WOW, good for you, to get your grampa's old fiddle. Personally i've never heard of using fishing line to replace horse hair on a bow, but somehow i'm not surprised at what people will / may do if they can't afford the real thing. As for the bow, unless it's cracked or broken, it can be straightened easily using a heat gun, being carefull not to get it too hot so it damages the finish. I straighten my bows whenever they begin to warp. I recently straightened one of my bows which is over 100 years old and it worked just fine, it's straight as an arrow now. Warpage is caused alot from the way the bow is held in the hand, it's usually tilted, in most cases, toward the player do to the position of the hand which in turn will cause the bow hairs on the bridge side to break first. This puts more pressure on the opposite side of the bow stick and pulls the tip causing the warp. Also, long periods of time being in the case can also cause warpage. I've put newly rehaird bows in the case, opened the case a year or so later and couldn't figure out why all the hair was either gone completely or all over the inside of the case. My Luthier told me it was moth's,, haha,, there's no sign of them in there, then I read an article that said it was carpet mites,, that makes more sence to me.

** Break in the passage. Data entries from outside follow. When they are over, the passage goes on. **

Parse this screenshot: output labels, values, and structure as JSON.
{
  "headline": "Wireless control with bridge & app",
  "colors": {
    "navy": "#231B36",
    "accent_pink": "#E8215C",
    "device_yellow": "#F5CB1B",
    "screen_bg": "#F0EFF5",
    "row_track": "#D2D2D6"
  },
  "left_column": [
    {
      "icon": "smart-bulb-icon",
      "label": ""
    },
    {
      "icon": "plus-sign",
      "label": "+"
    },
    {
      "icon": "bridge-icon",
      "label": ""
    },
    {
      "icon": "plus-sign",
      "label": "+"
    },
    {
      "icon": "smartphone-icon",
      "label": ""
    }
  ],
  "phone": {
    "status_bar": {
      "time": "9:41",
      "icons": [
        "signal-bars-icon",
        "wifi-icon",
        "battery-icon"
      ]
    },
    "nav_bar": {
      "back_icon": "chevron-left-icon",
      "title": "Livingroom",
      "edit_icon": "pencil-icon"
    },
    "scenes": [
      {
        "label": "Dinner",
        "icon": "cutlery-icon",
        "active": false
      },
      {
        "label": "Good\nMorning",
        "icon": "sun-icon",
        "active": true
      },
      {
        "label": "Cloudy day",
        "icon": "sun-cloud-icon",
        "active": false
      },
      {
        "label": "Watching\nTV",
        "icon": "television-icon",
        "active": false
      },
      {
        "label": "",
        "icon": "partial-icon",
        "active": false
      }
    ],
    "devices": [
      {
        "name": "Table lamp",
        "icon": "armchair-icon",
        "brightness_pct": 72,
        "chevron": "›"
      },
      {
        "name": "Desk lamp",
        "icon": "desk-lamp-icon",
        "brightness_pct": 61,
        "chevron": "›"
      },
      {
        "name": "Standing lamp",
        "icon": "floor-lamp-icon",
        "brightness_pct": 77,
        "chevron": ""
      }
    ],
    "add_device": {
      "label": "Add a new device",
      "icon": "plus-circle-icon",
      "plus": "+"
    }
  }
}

But whatever you do with "Gramp's Fiddle", enjoy the heck out of it and keep fiddlin, no matter what.
Good luck, my friend.
Dionysia, count me in as also looking forward to pictures and your discoveries about your Grandpa's violin. My brother has one on his living room wall for decorating purposes; it belonged to my sister-in-law's Grandpa. Though my brother and I have done some investigating of it in the past, I have become so enlightened about violins, thanks to this site, that I can't wait to examine it again.
Fiddlestix: Could you describe a little more specifically how you straighten your bow with the heat? I plan to purchase a carbon fiber bow from Fiddlerman.com, but would still like to know how to straighten a wood bow.
cdennyb: That's wonderful that you refurbished your family violin and are so enjoying playing it. Very nice pics.
cdennyb said: I like to take mine out back on the porch and let the sounds echo across the canyon and listen to them threw the trees of our meadow.
Very good poetic imagery!
I haven't taken any photos yet, but I think the fiddle is ready to play as is. I just need to get an acceptable bow. There are three in the case, and I think with a little effort I should have something usable.
Now the story: My Grandma bought the fiddle for my Grandpa shortly after they were married. She didn't say if it was new or used, just that she paid about $15 for it. I have no idea what that translates to in today's dollars. He didn't like gut strings, so it has steel strings. He didn't like the pegs, so he ordered some kind of funky geared pegs from the Sears catalog. The gear things must work pretty good. From what I could tell, it is pretty much in tune even though it hasn't been played for about 20 years.
Neat! Now I really want to see some pictures.
If you know what year your grandmother bought the fiddle then you can probably find an inflation calculator that would tell you what today's equivalent would be. Here's one site, for example. http://www.usinflationcalculator.com/
I hope you have more luck with your bows than I had with my original. If not, they do look nice on the wall.